米決済インフラ大手のStripeと大手仮想通貨投資会社のParadigmによって共同開発・インキュベートされた決済特化型Layer 1ブロックチェーン「テンポ(Tempo)」に対し、Tetherが支援するオムニチェーン版米ドルステーブルコイン「USDT0」が正式に拡張された。
この導入は、USDT0がLayerZeroのOmnichain Fungible Token (OFT) 標準を採用し、既に23以上のブロックチェーンネットワーク上で稼働している一環として行われたものである。
USDT0は2025年1月にテザーとLayerZeroの戦略的提携によって誕生し、元のUSDTと1:1の価値で裏付けられた資産として、ネットワーク間をシームレスに移動できる技術的特性を備えている。

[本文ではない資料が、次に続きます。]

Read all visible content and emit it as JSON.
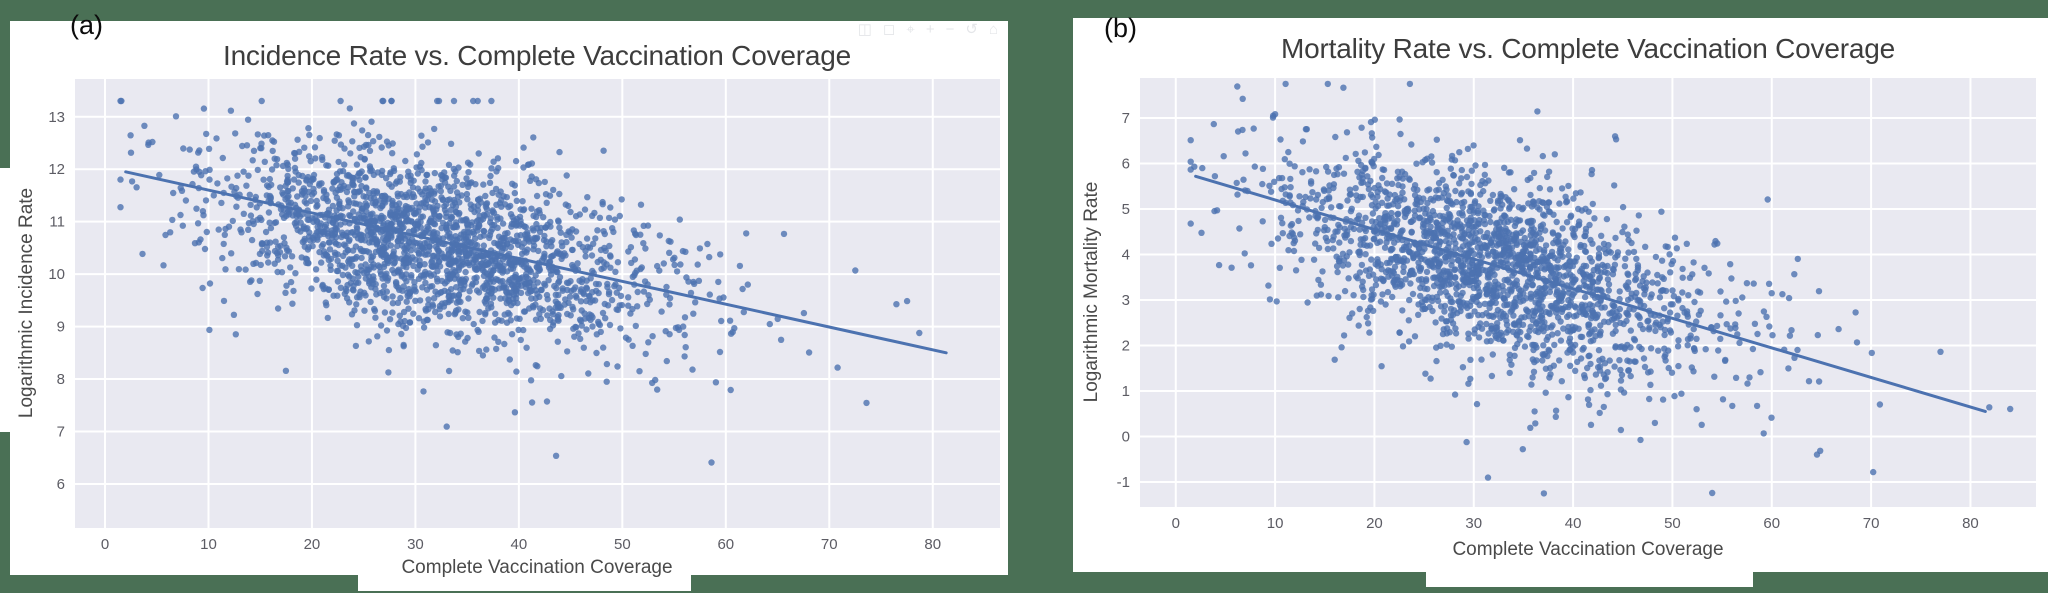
{
  "page": {
    "background_color": "#4a7055",
    "panel_background": "#ffffff"
  },
  "panel_labels": {
    "a": "(a)",
    "b": "(b)"
  },
  "modebar": {
    "icons": [
      {
        "name": "camera-icon",
        "glyph": "◫"
      },
      {
        "name": "zoom-box-icon",
        "glyph": "◻"
      },
      {
        "name": "pan-icon",
        "glyph": "⌖"
      },
      {
        "name": "zoom-in-icon",
        "glyph": "+"
      },
      {
        "name": "zoom-out-icon",
        "glyph": "−"
      },
      {
        "name": "autoscale-icon",
        "glyph": "↺"
      },
      {
        "name": "reset-axes-icon",
        "glyph": "⌂"
      }
    ]
  },
  "chart_data": [
    {
      "type": "scatter",
      "panel_label": "(a)",
      "title": "Incidence Rate vs. Complete Vaccination Coverage",
      "xlabel": "Complete Vaccination Coverage",
      "ylabel": "Logarithmic Incidence Rate",
      "xlim": [
        -2.9,
        86.5
      ],
      "ylim": [
        5.16,
        13.72
      ],
      "xticks": [
        0,
        10,
        20,
        30,
        40,
        50,
        60,
        70,
        80
      ],
      "yticks": [
        6,
        7,
        8,
        9,
        10,
        11,
        12,
        13
      ],
      "grid": true,
      "legend": null,
      "plot_bg_color": "#e9e9f1",
      "grid_color": "#ffffff",
      "point_color": "#4c72b0",
      "point_opacity": 0.8,
      "point_radius": 3.2,
      "line_color": "#4c72b0",
      "line_width": 3,
      "regression_line": {
        "x_start": 2,
        "y_start": 11.95,
        "x_end": 81.3,
        "y_end": 8.5
      },
      "n_points": 2200,
      "seed": 42,
      "distribution": {
        "x_mean": 31.5,
        "x_sd": 10.5,
        "x_min": 1.5,
        "x_max": 84,
        "x_far_prob": 0.015,
        "x_far_base": 55,
        "x_far_sd": 11,
        "intercept": 11.9,
        "slope": -0.042,
        "noise_sd": 0.78,
        "tail_prob": 0.035,
        "tail_sd": 1.9,
        "y_min": 5.9,
        "y_max": 13.3
      }
    },
    {
      "type": "scatter",
      "panel_label": "(b)",
      "title": "Mortality Rate vs. Complete Vaccination Coverage",
      "xlabel": "Complete Vaccination Coverage",
      "ylabel": "Logarithmic Mortality Rate",
      "xlim": [
        -3.6,
        86.6
      ],
      "ylim": [
        -1.55,
        7.88
      ],
      "xticks": [
        0,
        10,
        20,
        30,
        40,
        50,
        60,
        70,
        80
      ],
      "yticks": [
        -1,
        0,
        1,
        2,
        3,
        4,
        5,
        6,
        7
      ],
      "grid": true,
      "legend": null,
      "plot_bg_color": "#e9e9f1",
      "grid_color": "#ffffff",
      "point_color": "#4c72b0",
      "point_opacity": 0.8,
      "point_radius": 3.2,
      "line_color": "#4c72b0",
      "line_width": 3,
      "regression_line": {
        "x_start": 2,
        "y_start": 5.72,
        "x_end": 81.5,
        "y_end": 0.55
      },
      "n_points": 2100,
      "seed": 1337,
      "distribution": {
        "x_mean": 31.5,
        "x_sd": 10.5,
        "x_min": 1.5,
        "x_max": 84,
        "x_far_prob": 0.015,
        "x_far_base": 55,
        "x_far_sd": 11,
        "intercept": 5.75,
        "slope": -0.064,
        "noise_sd": 0.95,
        "tail_prob": 0.05,
        "tail_sd": 1.8,
        "y_min": -1.25,
        "y_max": 7.75
      }
    }
  ]
}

今回のTempoへの導入について、Stripeが共同開発したという背景は極めて重要であり、商用決済フローにおけるクロスチェーンインフラの標準化および相互運用性の向上を決定づけるマイルストーンとなることが期待される。
市場では、伝統的金融(TradFi)の決済インフラであるStripeが支援するネットワークと、世界最大のステーブルコインプロバイダーであるテザーのプロダクトが融合することで、商取引における仮想通貨の有用性が一層高まるとの反応が広がった。
今後は、Tempoの提供する高スループットかつ低コストな決済環境において、USDT0が基軸通貨的な役割を果たすことで、複雑なブリッジを介さないグローバルな決済エコシステムが構築されると見込まれている。